関根:とにかく沢山音楽を聴くこと。例えばビートルズを知らないとそこで話が終わってしまいますし。年代の差はあるにしても、「プログレっぽいサウンド」と言っても理解されないこともあります。「あのサウンド」って言ったときに、そのサウンドをわかり合って、初めて次に進める部分もありますから、それを知らないと会話にならないので困ってしまいます。

――生田さんはどうでしょうか。

生田:仕事でやっていく場合は、相手に言われなくても「こういうのが欲しいだろうな」と察することができる引き出しを持つことが重要だと思います。一つのジャンルに対して、浅くてもいいから、せめて広く聴いておくことではないでしょうか。

関根:そう。「知らないのはナシ」というか、せめてそのジャンルの代表曲だけでもいいから聴いておいてほしいです。

生田:当時の空気感もわかれば、それに越したことはないのでしょうが、その部分に関しては相談しながら進めることができるので。どちらかというと「あんな曲」と言われたときに、ぱっと自分でイメージできる能力が必要だと思います。

関根:楽譜が読めなくてもすごい人もいますからね。感覚的に表現できる人はそれを突き詰めればいいと思います。ピアノができなければいけないとかギターができなければということではないと思います。

生田:あるジャンルに徹底的に詳しいという自負があったとしても、よほどすごくないと仕事は来ませんからね。

関根:エンジニアでも卓の前に座って音を聴いて、フェーダーを横一線に並べて微調整するだけで素晴らしいバランスの音を出すことができる人もいます。その人が座っただけで場の雰囲気が変わることもありますし、聴かせるボリュームのレベルだけでも音の印象を変えることもあります。ほんの少しのさじ加減で人を説得できるかできないかという感覚も重要ですね。

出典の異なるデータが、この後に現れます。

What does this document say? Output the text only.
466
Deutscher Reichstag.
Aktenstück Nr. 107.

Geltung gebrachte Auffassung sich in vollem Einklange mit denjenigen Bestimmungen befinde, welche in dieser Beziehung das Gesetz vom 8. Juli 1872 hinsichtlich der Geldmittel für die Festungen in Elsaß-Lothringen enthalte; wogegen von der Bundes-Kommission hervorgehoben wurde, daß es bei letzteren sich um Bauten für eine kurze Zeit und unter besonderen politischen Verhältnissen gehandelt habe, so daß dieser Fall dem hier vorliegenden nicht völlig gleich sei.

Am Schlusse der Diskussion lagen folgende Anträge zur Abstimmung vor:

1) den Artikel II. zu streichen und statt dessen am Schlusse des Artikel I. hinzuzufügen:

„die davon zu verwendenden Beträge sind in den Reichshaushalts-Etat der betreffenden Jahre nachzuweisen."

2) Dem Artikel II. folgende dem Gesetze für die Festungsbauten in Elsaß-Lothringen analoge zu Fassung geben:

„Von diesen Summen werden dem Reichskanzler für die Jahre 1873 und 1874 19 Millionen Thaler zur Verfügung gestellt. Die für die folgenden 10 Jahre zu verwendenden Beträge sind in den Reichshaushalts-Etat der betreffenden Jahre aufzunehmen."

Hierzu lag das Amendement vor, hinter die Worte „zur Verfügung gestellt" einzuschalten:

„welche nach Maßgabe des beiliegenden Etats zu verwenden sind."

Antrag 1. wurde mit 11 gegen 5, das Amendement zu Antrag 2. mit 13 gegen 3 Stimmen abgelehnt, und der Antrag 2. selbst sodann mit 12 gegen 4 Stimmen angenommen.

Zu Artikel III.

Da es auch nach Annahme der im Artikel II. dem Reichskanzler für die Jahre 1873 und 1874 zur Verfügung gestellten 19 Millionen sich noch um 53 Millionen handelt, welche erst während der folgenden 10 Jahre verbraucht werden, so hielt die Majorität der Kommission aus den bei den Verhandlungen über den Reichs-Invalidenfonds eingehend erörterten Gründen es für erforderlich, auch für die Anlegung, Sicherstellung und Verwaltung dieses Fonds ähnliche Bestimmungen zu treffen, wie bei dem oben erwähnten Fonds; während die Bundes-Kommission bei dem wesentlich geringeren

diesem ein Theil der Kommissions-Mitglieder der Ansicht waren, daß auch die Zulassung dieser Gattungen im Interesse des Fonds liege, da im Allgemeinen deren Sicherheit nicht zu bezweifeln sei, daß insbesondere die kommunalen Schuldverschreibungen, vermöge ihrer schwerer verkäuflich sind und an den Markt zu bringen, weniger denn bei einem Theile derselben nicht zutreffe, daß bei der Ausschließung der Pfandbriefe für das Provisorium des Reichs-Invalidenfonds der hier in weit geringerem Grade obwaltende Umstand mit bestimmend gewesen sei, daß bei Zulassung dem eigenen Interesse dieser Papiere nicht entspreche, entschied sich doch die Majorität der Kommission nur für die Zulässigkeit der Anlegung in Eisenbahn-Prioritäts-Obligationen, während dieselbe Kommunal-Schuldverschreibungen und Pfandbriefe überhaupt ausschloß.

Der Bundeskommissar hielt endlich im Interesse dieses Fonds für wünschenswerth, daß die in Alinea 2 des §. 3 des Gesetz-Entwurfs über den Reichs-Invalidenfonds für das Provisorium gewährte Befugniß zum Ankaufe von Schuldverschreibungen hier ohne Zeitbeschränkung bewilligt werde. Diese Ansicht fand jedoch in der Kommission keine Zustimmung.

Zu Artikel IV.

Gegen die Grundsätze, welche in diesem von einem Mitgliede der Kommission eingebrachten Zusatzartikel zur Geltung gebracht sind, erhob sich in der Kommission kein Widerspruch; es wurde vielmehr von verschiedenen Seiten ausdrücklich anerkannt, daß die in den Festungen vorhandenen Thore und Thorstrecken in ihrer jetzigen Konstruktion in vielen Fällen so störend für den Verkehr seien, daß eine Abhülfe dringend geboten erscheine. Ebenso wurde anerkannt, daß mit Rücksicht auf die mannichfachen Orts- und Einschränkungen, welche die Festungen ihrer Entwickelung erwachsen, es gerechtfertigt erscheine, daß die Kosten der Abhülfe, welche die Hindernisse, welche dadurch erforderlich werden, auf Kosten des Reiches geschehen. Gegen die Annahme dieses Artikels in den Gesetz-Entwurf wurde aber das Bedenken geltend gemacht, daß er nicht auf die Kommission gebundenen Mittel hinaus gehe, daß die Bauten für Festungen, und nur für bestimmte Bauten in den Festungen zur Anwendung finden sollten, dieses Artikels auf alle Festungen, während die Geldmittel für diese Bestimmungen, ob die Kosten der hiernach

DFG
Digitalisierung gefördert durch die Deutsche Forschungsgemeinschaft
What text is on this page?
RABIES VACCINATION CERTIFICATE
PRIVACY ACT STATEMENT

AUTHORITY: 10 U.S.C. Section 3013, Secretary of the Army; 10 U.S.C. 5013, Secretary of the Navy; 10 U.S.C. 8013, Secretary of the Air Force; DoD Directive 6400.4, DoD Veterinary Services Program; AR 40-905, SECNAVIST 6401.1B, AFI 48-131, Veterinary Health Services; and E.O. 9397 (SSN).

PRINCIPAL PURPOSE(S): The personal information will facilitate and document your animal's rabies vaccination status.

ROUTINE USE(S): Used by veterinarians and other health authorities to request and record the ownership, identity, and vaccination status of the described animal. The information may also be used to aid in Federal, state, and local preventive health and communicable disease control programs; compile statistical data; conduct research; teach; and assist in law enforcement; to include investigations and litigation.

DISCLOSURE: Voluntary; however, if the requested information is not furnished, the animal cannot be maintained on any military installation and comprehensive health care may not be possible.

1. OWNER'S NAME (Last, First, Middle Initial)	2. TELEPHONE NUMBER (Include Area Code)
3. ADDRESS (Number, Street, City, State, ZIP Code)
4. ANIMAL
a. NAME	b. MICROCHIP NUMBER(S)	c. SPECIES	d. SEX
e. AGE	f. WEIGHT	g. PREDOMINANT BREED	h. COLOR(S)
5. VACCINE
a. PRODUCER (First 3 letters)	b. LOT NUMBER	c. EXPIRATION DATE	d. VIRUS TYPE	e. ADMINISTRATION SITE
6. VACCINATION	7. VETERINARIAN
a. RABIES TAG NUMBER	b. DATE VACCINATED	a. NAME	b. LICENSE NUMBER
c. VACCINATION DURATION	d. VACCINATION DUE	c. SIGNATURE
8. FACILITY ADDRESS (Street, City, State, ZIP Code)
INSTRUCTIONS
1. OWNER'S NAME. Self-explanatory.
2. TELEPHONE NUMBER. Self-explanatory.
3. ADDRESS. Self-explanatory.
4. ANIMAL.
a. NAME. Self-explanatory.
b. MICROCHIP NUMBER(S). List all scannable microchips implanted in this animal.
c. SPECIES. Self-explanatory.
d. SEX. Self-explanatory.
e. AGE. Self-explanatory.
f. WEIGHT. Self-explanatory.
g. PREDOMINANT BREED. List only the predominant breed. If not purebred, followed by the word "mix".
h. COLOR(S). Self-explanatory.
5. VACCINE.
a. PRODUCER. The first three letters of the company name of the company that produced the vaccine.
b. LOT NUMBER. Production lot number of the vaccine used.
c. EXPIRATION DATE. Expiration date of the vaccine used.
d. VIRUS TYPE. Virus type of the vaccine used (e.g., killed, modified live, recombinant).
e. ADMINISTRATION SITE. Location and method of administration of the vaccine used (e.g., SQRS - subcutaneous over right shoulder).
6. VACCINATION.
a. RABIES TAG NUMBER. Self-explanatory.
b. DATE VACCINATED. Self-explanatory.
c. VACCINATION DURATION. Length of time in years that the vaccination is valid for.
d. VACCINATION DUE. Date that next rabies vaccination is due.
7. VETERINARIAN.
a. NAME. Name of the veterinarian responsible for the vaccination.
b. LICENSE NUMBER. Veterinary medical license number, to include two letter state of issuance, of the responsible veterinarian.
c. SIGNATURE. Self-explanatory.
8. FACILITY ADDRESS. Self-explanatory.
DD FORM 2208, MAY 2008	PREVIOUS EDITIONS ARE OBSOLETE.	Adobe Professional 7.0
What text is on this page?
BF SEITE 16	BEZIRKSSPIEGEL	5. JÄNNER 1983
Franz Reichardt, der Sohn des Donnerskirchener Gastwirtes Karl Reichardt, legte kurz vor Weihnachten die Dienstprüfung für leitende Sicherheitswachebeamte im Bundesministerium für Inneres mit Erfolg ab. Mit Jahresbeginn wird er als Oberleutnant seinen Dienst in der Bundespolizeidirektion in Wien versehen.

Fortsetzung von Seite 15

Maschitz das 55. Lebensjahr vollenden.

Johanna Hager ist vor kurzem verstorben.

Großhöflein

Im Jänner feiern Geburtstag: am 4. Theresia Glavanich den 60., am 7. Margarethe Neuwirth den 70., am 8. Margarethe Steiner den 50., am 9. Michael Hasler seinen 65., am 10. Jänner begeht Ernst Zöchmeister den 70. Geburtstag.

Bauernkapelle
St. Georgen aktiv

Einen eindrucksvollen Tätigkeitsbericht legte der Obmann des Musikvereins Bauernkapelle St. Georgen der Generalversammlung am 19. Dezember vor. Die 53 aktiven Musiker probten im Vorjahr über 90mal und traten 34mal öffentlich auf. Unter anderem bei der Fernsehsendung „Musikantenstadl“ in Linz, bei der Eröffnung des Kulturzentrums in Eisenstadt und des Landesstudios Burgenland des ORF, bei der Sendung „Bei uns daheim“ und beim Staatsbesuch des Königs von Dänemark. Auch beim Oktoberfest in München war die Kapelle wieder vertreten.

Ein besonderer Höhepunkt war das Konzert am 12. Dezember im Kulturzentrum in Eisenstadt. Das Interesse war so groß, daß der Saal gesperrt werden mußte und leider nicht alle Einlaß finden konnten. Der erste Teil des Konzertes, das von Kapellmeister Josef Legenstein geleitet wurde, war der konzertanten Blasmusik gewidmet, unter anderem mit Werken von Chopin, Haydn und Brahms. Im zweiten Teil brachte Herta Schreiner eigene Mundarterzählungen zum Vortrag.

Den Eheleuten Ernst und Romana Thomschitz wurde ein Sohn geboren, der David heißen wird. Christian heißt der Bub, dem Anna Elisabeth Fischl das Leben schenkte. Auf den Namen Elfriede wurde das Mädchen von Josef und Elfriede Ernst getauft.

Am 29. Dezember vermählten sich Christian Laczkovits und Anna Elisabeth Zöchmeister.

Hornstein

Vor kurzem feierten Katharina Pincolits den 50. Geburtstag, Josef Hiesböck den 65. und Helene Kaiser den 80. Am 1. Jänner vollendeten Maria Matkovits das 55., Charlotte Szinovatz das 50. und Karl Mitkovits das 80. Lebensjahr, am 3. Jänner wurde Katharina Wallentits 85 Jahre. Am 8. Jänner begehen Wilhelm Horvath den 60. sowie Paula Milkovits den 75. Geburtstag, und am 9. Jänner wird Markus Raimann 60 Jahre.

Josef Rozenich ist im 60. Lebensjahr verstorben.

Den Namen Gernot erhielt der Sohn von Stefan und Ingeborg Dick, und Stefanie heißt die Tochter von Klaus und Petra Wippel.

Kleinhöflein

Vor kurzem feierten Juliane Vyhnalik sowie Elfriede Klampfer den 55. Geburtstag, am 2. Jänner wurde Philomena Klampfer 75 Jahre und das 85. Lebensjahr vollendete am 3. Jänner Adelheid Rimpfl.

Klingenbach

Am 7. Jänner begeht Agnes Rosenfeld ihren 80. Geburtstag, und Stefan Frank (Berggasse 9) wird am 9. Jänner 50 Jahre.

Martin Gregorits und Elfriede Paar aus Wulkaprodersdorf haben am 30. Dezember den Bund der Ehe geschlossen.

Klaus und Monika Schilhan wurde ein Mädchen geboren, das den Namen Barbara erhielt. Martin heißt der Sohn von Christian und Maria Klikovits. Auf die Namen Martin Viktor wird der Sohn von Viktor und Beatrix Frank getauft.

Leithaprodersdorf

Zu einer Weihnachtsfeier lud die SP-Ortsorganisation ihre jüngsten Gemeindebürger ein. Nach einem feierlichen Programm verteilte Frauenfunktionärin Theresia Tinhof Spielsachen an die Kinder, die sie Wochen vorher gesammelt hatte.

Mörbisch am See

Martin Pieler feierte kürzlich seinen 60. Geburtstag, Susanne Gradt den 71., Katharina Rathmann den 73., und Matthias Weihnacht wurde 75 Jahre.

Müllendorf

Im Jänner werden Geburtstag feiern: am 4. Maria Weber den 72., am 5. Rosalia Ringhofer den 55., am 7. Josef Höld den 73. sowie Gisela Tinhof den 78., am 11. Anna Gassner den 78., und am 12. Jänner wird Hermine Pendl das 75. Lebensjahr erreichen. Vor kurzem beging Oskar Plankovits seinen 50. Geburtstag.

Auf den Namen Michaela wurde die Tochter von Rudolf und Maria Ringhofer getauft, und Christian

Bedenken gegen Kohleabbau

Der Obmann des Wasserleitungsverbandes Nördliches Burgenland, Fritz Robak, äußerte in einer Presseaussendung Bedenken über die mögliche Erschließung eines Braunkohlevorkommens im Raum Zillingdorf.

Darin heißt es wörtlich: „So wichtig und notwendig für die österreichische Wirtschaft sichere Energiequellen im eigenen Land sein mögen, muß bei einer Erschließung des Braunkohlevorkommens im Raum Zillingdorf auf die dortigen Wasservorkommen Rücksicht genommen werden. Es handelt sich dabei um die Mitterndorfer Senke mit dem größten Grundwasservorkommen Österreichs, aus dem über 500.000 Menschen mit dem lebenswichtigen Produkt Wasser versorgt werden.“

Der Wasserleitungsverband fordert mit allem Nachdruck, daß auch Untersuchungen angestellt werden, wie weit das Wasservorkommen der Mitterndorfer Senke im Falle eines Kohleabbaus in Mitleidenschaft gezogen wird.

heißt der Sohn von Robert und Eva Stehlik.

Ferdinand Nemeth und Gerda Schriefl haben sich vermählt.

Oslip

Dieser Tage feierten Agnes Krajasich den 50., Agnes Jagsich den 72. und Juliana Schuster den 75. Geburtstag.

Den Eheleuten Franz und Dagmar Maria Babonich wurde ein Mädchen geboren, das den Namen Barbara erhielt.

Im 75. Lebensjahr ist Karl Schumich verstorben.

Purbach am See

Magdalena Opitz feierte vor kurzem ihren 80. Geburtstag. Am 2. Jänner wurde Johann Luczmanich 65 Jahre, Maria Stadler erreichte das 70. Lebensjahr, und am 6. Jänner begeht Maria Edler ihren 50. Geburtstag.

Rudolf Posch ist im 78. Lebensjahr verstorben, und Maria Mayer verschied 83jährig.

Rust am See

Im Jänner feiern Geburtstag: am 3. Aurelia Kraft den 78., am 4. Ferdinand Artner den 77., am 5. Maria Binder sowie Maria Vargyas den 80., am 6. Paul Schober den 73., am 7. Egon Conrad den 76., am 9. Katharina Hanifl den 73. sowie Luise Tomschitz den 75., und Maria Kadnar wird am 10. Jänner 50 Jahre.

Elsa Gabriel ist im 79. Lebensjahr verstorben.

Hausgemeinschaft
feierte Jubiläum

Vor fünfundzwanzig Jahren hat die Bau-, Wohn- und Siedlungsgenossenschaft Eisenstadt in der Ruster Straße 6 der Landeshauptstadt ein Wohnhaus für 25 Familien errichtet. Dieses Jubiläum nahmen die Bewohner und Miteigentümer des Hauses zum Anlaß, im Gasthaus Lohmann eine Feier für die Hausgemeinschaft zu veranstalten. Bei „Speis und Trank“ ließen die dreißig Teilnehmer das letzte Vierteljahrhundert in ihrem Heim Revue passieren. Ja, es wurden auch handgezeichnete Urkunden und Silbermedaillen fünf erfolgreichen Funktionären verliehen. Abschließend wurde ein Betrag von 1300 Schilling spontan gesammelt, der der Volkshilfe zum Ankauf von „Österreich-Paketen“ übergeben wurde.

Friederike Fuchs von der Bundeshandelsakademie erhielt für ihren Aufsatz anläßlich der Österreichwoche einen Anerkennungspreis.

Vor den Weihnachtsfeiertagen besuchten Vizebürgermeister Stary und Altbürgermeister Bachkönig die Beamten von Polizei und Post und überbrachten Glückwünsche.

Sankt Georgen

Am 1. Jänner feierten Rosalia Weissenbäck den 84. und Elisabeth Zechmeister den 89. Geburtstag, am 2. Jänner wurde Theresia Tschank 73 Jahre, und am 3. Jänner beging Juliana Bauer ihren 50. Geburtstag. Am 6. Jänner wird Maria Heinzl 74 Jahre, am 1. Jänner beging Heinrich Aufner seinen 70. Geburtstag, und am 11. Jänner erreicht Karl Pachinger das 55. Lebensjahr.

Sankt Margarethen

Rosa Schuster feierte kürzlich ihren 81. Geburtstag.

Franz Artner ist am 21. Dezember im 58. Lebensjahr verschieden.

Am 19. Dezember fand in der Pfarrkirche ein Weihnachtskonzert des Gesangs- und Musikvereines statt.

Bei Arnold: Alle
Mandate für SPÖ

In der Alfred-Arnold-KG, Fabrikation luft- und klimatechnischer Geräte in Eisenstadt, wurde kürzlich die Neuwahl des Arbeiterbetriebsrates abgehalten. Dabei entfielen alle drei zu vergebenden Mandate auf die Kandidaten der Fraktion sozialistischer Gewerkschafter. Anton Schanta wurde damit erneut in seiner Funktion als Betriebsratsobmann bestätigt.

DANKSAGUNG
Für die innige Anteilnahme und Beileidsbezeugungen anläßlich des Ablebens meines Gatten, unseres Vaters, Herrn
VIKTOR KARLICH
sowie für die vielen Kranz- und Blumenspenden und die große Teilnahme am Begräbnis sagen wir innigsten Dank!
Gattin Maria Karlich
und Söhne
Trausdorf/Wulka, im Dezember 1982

 あとは技術の前に人間性ですね。基本過程としてはアシスタントを経てエンジニアを目指すわけですから、言葉遣いや気遣いはしっかりとできた方が良いですね。もちろん我が道を行って成り上がる人もいるんでしょうけど。あとはできたらお酒は飲めたほうがいいと思いますよ(笑)。

生田:確かに、エンジニアさんは話しやすい人のほうがレコーディングをお願いしやすいですね。アレンジャーとエンジニアは相談することが多いので「ここのギターをこうしたいんですけど、何かいい方法ないですか?」ということ一つにしても、やはり人柄や話しやすさは重要視されると思います。